Lil Bro Blue Brett Saision  (4.1% ABV) - This Saision conditioned on second-use blueberries and using champagne yeast and sabro hops poured a ruddy rose color with low clarity.  With sourness, blueberry skins, sourdough, yeast, and some barn funk and brettomancy sourness.  Sharp blueberry skins, dark fruit sweetness, and sourness round out this beer and made Hannah a big fan - that level of sourness she loves - although she isn’t the biggest fan of blueberries.  In all, a great beer to be your final one brewed at your brewery.   

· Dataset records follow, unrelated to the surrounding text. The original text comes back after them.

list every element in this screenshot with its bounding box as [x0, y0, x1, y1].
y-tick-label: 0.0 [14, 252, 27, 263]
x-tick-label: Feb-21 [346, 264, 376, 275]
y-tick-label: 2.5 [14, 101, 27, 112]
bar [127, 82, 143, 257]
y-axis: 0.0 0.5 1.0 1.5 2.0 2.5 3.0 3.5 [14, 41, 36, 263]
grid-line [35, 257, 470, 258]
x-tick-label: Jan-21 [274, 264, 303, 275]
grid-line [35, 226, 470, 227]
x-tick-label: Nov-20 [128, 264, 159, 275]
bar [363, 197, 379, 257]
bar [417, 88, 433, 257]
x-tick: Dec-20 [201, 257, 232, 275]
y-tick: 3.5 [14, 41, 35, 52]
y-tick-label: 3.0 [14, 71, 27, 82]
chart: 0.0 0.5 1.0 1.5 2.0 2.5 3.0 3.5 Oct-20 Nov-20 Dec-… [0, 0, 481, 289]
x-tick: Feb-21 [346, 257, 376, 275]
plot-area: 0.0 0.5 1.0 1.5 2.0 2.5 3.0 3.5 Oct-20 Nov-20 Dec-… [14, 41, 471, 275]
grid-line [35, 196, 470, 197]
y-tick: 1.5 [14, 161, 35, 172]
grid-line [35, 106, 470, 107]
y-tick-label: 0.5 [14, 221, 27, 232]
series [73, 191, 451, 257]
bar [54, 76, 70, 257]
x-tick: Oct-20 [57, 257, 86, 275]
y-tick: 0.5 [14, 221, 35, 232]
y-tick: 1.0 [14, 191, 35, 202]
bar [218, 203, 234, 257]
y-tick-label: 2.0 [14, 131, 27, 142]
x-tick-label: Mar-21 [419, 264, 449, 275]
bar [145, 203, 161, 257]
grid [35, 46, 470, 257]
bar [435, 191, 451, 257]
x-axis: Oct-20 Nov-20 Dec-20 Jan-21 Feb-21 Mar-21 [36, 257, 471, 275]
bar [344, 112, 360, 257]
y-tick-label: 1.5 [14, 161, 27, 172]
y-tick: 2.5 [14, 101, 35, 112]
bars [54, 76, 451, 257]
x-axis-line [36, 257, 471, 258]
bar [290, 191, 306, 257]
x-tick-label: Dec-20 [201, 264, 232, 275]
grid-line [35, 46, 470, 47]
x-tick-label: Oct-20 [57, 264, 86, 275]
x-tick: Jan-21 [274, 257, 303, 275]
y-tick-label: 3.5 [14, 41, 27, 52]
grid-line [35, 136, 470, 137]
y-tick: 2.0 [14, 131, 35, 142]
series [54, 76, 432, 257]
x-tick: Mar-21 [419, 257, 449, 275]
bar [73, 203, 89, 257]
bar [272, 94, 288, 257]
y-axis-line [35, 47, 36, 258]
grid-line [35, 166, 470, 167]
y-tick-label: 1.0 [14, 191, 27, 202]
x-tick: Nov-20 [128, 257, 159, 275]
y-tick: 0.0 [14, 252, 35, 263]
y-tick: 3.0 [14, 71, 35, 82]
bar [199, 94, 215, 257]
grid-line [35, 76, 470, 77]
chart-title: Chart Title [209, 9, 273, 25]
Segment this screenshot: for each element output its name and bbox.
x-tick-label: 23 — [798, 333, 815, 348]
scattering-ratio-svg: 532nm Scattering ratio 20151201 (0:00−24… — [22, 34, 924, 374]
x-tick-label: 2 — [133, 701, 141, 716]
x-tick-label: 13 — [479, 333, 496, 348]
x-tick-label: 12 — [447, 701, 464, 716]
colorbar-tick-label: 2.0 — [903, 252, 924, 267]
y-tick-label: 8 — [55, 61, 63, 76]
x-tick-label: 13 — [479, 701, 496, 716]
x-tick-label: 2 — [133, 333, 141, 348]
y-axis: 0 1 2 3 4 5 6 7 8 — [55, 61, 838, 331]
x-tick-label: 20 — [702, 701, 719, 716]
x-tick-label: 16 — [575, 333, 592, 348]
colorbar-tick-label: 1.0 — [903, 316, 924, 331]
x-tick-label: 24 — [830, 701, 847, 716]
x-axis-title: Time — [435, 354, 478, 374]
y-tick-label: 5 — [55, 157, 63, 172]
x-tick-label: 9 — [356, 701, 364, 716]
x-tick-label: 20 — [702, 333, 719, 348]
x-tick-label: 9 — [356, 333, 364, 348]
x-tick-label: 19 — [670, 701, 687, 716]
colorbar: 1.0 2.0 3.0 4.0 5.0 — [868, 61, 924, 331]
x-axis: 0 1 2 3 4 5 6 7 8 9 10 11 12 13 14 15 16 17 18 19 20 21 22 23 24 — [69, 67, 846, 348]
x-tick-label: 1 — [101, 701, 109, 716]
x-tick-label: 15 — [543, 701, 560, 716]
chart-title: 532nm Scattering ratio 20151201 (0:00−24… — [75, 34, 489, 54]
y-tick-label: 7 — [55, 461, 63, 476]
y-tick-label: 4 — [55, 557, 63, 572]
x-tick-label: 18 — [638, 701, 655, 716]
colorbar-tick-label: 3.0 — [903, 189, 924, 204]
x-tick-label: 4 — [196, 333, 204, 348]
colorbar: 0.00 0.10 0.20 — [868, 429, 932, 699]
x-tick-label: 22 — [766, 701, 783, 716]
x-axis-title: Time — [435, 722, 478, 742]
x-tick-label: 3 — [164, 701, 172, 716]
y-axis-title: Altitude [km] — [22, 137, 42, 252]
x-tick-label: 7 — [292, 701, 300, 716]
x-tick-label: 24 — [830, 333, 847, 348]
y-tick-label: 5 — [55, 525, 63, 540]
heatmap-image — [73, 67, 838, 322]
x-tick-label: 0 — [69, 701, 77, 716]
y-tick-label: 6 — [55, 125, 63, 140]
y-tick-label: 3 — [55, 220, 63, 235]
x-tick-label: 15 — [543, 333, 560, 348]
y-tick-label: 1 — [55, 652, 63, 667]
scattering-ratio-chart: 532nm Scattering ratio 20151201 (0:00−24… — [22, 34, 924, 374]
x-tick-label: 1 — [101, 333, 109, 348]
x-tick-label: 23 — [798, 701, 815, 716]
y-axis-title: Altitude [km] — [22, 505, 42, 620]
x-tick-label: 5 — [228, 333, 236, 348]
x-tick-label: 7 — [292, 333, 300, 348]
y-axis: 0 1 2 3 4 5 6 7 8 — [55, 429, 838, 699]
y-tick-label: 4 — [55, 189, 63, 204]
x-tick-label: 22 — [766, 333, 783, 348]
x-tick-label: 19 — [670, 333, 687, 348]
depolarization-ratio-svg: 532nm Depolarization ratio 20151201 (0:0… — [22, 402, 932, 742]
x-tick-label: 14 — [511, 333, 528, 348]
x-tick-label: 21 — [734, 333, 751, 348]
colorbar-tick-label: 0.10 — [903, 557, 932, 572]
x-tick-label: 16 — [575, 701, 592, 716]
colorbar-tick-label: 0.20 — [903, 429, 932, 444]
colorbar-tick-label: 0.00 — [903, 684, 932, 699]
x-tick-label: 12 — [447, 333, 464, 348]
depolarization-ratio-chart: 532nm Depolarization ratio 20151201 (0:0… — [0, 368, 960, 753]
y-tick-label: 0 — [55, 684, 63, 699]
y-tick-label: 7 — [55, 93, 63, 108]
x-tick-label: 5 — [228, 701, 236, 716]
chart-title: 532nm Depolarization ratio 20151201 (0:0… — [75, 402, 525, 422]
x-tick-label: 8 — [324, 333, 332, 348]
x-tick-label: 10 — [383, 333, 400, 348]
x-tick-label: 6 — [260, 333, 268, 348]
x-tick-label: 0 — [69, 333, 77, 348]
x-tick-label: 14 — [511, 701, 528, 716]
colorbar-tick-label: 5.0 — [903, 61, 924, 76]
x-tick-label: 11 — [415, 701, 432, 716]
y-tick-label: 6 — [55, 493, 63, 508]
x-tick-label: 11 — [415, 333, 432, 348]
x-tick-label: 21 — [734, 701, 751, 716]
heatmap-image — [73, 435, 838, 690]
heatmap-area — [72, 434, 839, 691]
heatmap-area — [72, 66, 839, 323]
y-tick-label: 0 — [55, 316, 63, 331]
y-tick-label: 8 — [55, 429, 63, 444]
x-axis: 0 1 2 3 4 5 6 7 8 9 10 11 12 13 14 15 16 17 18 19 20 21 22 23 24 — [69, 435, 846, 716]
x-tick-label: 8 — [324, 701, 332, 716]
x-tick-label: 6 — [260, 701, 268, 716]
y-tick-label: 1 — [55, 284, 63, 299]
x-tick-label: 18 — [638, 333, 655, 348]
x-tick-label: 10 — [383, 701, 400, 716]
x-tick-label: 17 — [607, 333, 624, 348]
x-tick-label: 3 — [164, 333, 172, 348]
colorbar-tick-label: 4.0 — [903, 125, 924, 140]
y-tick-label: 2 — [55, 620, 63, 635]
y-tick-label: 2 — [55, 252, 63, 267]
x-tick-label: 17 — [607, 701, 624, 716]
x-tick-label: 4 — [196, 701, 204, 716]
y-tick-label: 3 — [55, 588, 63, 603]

We don’t always do a last visit and breweries close all the time.  This one, however, is near to our hearts and is a brewery that is closing not because the beer is bad, or any fault of business decisions or poor leadership - this one is closing because sometimes life simply is not fair.  Kyle and Stephanie Vetter - the owners, announced closure as Stephanie’s Stage 4 cancer advances.  Closing down any brewery, much less one that is successful and thriving, to spend more time with your wife in that situation is something worth taking note of.  We’ve all known someone who has suffered, is suffering, or won or lost their fight with cancer - cancer sucks.


A fond farewell to 1840 from us here at Crusin’ for booze, the beer scene is a little darker without your beers on the shelves. 


Keep on crusin’, don’t stop boozin’ and, as the owner said - hold the ones you love close and enjoy a good beer with them.